L’ombre de 2002 : quand la droite et l’extrême droite se frôlaient déjà
Les parallèles avec la présidentielle de 2002, où Jean-Marie Le Pen avait accédé au second tour, sont inévitables. À l’époque, le patronat avait massivement soutenu Jacques Chirac, faisant barrage à l’extrême droite. Vingt-quatre ans plus tard, le contexte est radicalement différent. Non seulement le RN est désormais un parti structuré, mais son discours économique a évolué, séduisant une partie des élites économiques.
« La peur de l’inconnu a changé de camp », analyse un politologue. « En 2002, le RN était perçu comme une menace existentielle. Aujourd’hui, certains y voient une solution. » Cette mutation des mentalités s’accompagne d’un changement générationnel au sein du patronat, où les jeunes dirigeants, moins marqués par l’histoire de l’extrême droite, sont plus enclins à dialoguer avec elle.
Un changement que le gouvernement Lecornu II ne peut ignorer.
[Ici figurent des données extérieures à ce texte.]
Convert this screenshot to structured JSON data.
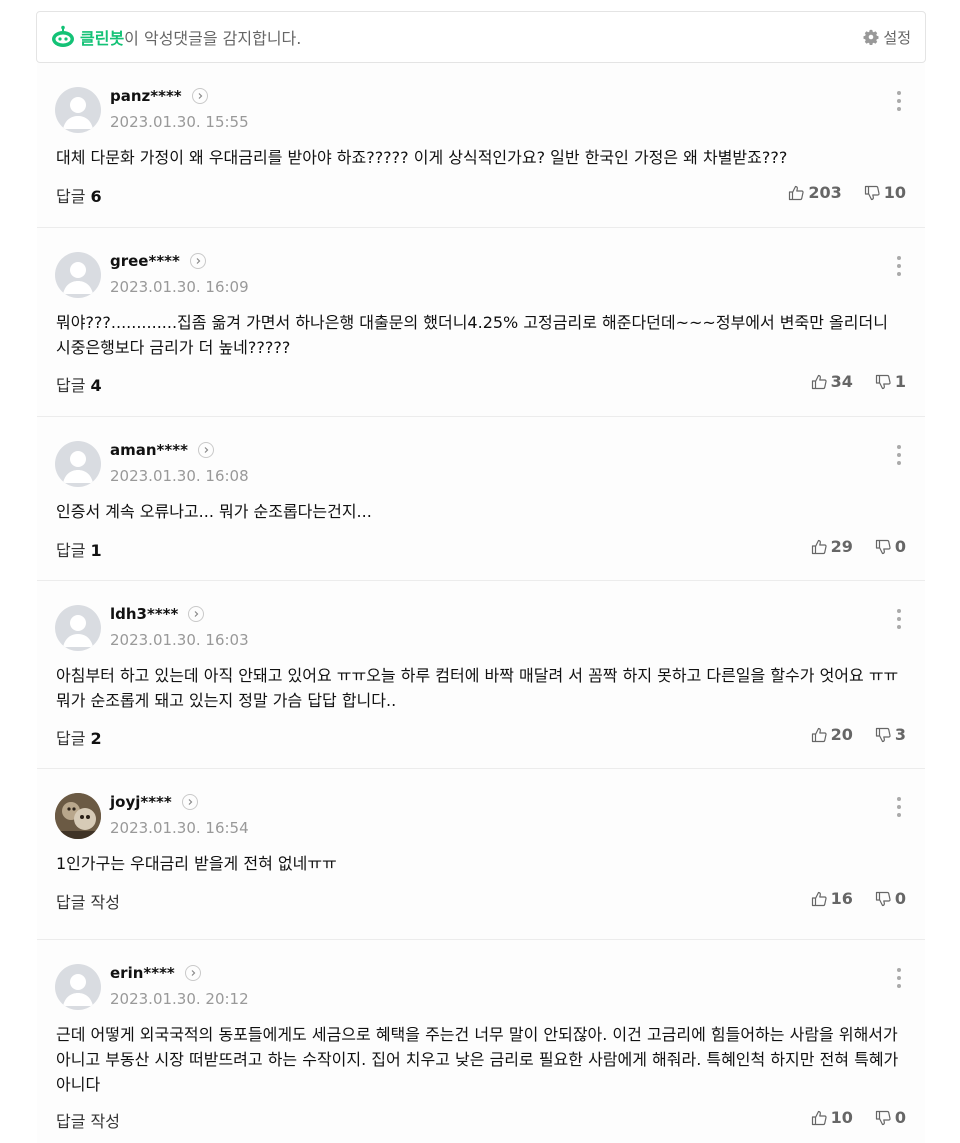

Dans un contexte où l’Union européenne surveille de près les dérives budgétaires de la France, une alliance avec le RN pourrait compliquer les relations avec Bruxelles. « Une France gouvernée par le RN serait immédiatement sanctionnée par les marchés et les institutions européennes », prévient un haut fonctionnaire de Bercy.
Et demain ? L’équation impossible du RN
Pour le RN, l’enjeu est de taille : comment transformer une alliance tactique avec le patronat en un soutien durable ? Ses dirigeants savent que les milieux d’affaires restent méfiants, notamment sur des sujets comme l’immigration ou la laïcité. « On ne peut pas se contenter de promesses économiques si, demain, le parti revient à ses vieux démons », avertit un investisseur étranger.
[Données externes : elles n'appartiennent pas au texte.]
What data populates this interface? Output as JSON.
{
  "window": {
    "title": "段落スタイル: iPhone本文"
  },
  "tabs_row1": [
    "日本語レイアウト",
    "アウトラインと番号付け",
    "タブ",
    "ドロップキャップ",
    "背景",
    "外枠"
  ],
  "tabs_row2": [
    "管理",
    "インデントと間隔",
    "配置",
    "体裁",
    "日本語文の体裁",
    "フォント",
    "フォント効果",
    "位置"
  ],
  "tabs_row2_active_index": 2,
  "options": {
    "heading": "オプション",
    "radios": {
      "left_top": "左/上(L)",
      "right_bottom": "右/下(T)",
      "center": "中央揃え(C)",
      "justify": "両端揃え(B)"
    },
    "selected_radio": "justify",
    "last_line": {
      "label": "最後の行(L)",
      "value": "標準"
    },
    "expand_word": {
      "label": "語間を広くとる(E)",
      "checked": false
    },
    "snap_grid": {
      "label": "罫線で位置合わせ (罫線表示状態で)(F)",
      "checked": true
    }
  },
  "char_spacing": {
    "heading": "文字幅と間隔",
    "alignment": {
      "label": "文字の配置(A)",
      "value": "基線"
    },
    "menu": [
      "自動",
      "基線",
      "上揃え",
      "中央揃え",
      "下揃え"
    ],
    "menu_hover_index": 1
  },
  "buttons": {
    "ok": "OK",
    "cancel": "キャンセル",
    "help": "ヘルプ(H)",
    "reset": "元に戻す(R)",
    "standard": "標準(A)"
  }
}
De son côté, le Medef doit gérer une contradiction : comment concilier une ligne libérale assumée avec un soutien à un parti dont le programme social reste flou ? « Le risque, c’est que le RN, une fois au pouvoir, impose des mesures protectionnistes ou des nationalisations ciblées », craint un économiste proche de la droite modérée.
Dans les couloirs du pouvoir, on évoque déjà des scénarios de crise. Si le RN devait intégrer un gouvernement d’union nationale, son alliance avec le patronat pourrait voler en éclats. « Une chose est de discuter avec eux, une autre est de gouverner avec eux », résume un membre de l’exécutif.
Une certitude, en revanche : l’année 2026 s’annonce comme un prélude à 2027. Entre normalisation politique et calculs électoraux, le dialogue entre le RN et le grand patronat dessine les contours d’une France où les lignes traditionnelles de la politique économique n’ont plus cours.